17 de noviembre de 2014

VECINOS RUIDOSOS.

                                                          VECINOS RUIDOSOS.


Es domingo por la noche. Se acaba un nuevo fin de semana. Éste ha sido especial para mí por haber celebrado mi cumpleaños y por haber recibido tantas muestras de amor de las personas a las que quiero, principalmente de mi novia, que se ha dejado todo su tiempo, su alma y su voz en hacerme el hombre más feliz de la Tierra.

He podido practicar deporte durante el sábado y el domingo y eso ha hecho que esté ya un poco cansado a estas horas de la noche. De hecho, debería estar en la cama descansando y no escribiendo este texto. Pero me he vuelto a levantar para redactar lo que ha sucedido.

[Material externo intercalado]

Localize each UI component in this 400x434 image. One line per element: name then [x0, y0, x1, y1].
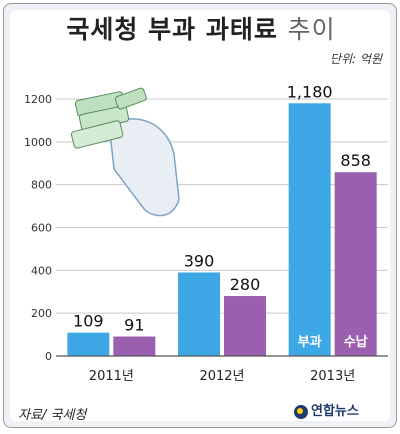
y-tick-label: 400	[31, 264, 52, 277]
y-tick-label: 1000	[24, 136, 52, 149]
bar-collected	[224, 296, 266, 356]
y-tick-label: 800	[31, 179, 52, 192]
data-label: 390	[184, 251, 215, 270]
money-and-bill-icon	[70, 87, 180, 217]
series-label: 수납	[344, 335, 368, 350]
x-category-label: 2012년	[199, 369, 244, 384]
chart-title: 국세청 부과 과태료 추이	[4, 10, 396, 46]
data-label: 109	[73, 312, 104, 331]
data-label: 280	[230, 275, 261, 294]
data-label: 1,180	[287, 82, 333, 101]
title-suffix: 추이	[287, 15, 336, 44]
x-category-label: 2013년	[310, 369, 355, 384]
bar-imposed	[67, 332, 110, 356]
series-label: 부과	[298, 335, 322, 350]
logo-icon	[294, 404, 308, 419]
x-category-label: 2011년	[89, 369, 134, 384]
yonhap-logo: 연합뉴스	[294, 400, 359, 419]
bar-chart: 0 200 400 600 800 1000 1200 109 91 2011년 390 280 201…	[24, 82, 388, 384]
y-tick-label: 600	[31, 222, 52, 235]
chart-frame: 국세청 부과 과태료 추이 단위: 억원 0 200 400 600 800 1000 12…	[3, 3, 397, 428]
bar-collected	[334, 172, 377, 356]
data-label: 91	[124, 316, 144, 335]
source-label: 자료/ 국세청	[18, 408, 87, 423]
y-tick-label: 200	[31, 307, 52, 320]
y-tick-label: 0	[45, 350, 52, 363]
data-label: 858	[340, 151, 371, 170]
logo-text: 연합뉴스	[311, 404, 359, 419]
bar-imposed	[178, 272, 220, 356]
unit-label: 단위: 억원	[329, 52, 382, 66]
bar-imposed	[288, 103, 331, 357]
y-tick-label: 1200	[24, 93, 52, 106]
bar-collected	[113, 336, 156, 356]
title-main: 국세청 부과 과태료	[66, 15, 278, 44]
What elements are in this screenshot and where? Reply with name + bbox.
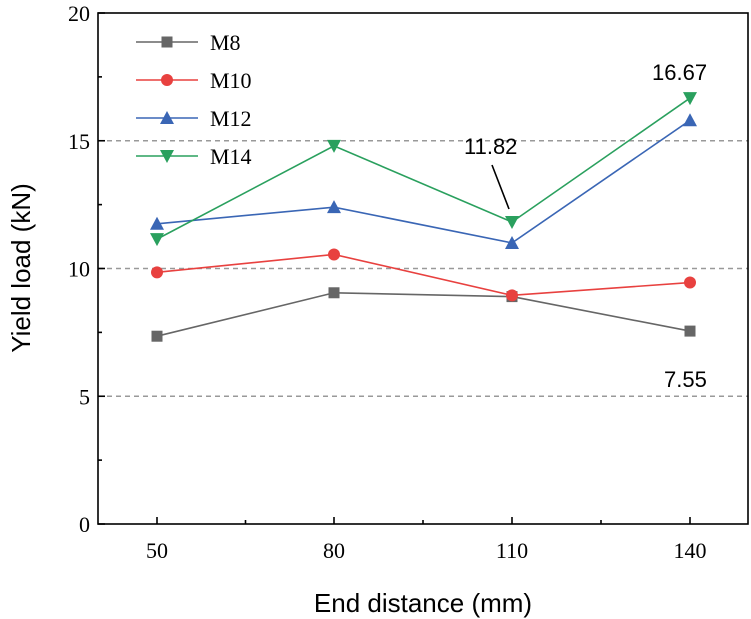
data-point-m14-110	[505, 215, 519, 229]
legend-marker	[160, 111, 174, 124]
data-point-m12-50	[150, 216, 164, 230]
y-tick-label: 15	[68, 129, 90, 154]
series-line-m14	[156, 97, 691, 240]
data-point-m14-80	[327, 139, 341, 153]
y-tick-label: 5	[79, 384, 90, 409]
legend-item-m14: M14	[136, 144, 252, 169]
legend-marker	[161, 36, 173, 48]
data-point-m10-140	[684, 276, 696, 289]
series-line-m12	[156, 119, 691, 244]
series-m8	[151, 287, 696, 342]
x-tick-label: 80	[323, 538, 345, 563]
legend-label: M8	[210, 30, 241, 55]
data-point-m10-80	[328, 248, 340, 261]
legend-label: M10	[210, 68, 252, 93]
data-point-m10-110	[506, 289, 518, 302]
legend-marker	[161, 74, 173, 86]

En cuanto mi novia se puso en contacto conmigo para darme las buenas noches, me tumbé en la cama para dormir. Esta tarde la he echado un poco de menos por sus ocupaciones y, entre el cansancio de mi cuerpo y el deseo de verla cuando me despierte temprano, no quería demorar mucho más el quedarme dormido.
El sueño estaba a punto de vencerme, cuando he comenzado a escuchar las risas de los vecinos de al lado. No sé qué diablos pasa con las paredes de este bloque de pisos que se oye absolutamente todo y más todavía en el silencio de la noche. Conozco a la perfección lo que ocurre a partir de esas risas, pues son ya tantas veces las que las he oído: carcajadas más fuertes, luego susurros, suspiros, el crujir de los muelles de la cama, incluso golpes en la pared con no sé qué partes del cuerpo (supongo que con los brazos), gemidos y toda clase de expresiones y palabras de índole sexual que se suelen usar mientras una pareja folla.

Aunque son muchas las veces en las que he sido partícipe involuntario, oyente casi por obligación, de los juegos sexuales de esa pareja, hoy ha sido distinto.
He andado caliente todo el día y no he parado de pensar en mi novia, en nuestros encuentros ardientes, llenos de pasión y de entrega. Por eso, al oír los gemidos de la chica cada vez que su pareja le metía la polla hasta el fondo, al escuchar los jadeos de él en pleno esfuerzo, he cerrado los ojos y me he puesto a recordar a mi novia: su rostro lleno de dulzura, su precioso cuerpo desnudo, el cuerpo de una diosa. Me he llevado la mano a mi bóxer gris, que es la única ropa que traía puesta por abajo, y me he empezado a acariciar sobre la prenda ceñida. El estímulo de mi mano no ha tardado mucho en hacer efecto y mi pene ha comenzado a endurecerse, a ponerse tieso. A pesar de que estaba tapada por el bóxer, sabía que las venas ya se estarían marcando sobre la piel de mi verga como si fuesen a explotar en cualquier momento. La prenda gris ha comenzado a humedecerse: sobre ella ha aparecido una ligera manchita justo donde se encontraba la punta de mi polla. He rozado esa mancha con mis dedos y lo único que he logrado es agrandarla más de lo mojada que se encontraba ya mi miembro. He continuado masajeando todo mi paquete con la palma de la mano, incluyendo por supuesto los testículos, notando cada vez más las palpitaciones de mi pene. Lentamente he bajado el bóxer, dejando que asomara mi polla primero, mis bolas después.  He encerrado en mi mano derecha la verga, empezando a agitarla con suavidad. Pronto ha quedado al descubierto mi glande rojizo, empapado de flujo, con su agujerito central abriéndose y cerrándose al compás de cada palpitación. He acelerado imaginando que es mi chica la que cabalga sobre mi pene o la que me masturba o la que engulle mi polla con su húmeda boca.

El deleite de sentir el roce de mi mano y la fricción sobre mi duro miembro va en aumento. Sé que ya no habrá marcha atrás, que no pararé hasta correrme de gusto. Acaricio mi glande que está pringoso. Con los dedos juego con él formando finos y largos hilos con el líquido que ese redondel carnoso desprende.
Vuelvo a acelerar, a agitar enérgicamente mi polla. De mi boca salen los primeros gemidos. Recorro toda la extensión de mi miembro empalmado una vez, otra, otra más.
Noto que se acerca el momento de la eyaculación, cómo se endurecen mis testículos, cómo el cosquilleo en ellos y en mi abdomen anuncian lo que ya es irremediable. Agito mi pene con todas mis fuerzas y de forma seca. Repito la acción varias veces más hasta perder la cuenta. Una nueva vez y ya no aguanto más: varios incontrolables chorros de esperma salen disparados uno tras otro impactando contra mi vientre, mi pecho y la ropa de cama.

Ahora todo huele aún a semen, a ese inconfundible fuerte olor a semen blanco y espeso, mientras termino de escribir este texto para, ahora ya sí, acostarme a dormir en mi cama revuelta y manchada.